Viscous Fingering as a Rapid 3D Pattering Technique for Engineering Cell-Laden Vascular-Like Constructs

Tissues are much larger than the diffusion limit distance, so rapidly providing blood vessels to supply embedded cells inside tissues with sufficient nutrients and oxygen is regarded as a major strategy for the success of bioengineered large and thick tissue constructs. Here, a patterning technique, viscous fingering, is developed to bioengineer vascularized-like tissues within a few minutes. By controlling viscosity, flow rate, and the volume of photo-cross-linkable prepolymer, macro- and microscale vascular network structures can be precisely engineered using the Hele-Shaw cell that is designed in this study.

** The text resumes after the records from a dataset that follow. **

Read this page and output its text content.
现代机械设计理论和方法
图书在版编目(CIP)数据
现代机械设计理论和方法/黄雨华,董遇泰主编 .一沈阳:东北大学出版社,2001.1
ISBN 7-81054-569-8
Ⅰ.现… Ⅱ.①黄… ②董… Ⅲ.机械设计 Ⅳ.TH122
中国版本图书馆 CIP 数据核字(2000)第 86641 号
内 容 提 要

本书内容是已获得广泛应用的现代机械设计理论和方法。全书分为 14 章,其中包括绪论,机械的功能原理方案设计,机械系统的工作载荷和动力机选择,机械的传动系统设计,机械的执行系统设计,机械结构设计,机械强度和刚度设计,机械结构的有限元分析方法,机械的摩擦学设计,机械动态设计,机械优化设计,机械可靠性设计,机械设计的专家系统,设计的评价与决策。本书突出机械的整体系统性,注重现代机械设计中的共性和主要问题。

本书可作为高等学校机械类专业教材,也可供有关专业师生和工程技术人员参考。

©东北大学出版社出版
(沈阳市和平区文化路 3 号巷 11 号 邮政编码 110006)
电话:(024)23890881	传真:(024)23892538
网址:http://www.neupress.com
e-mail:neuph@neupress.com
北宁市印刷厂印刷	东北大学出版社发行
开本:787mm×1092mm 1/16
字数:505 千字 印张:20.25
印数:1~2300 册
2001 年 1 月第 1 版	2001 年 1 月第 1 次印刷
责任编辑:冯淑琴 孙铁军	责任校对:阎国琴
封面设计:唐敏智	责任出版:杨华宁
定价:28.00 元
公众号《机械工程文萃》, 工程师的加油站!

After cross-linking, a vascular-like gel with fingering structures is formed between the bottom and top base gels, creating a sandwich-like structure. Cells can be incorporated into the fingers, bases, or both gels. The spreading and growth direction of the embedded cells are successfully controlled and guided by manipulating the physical properties of the fingering and base gels individually. Moreover, fingering is generated, connected, and surrounded prepared cell-laden microgels in base prepolymers to form prevascularized tissue-like constructs. Taken together, the 3D cell patterning technique extends the potential for modeling and fabricating large and stackable vascularized tissue-like constructs for both ex vivo and in vivo applications.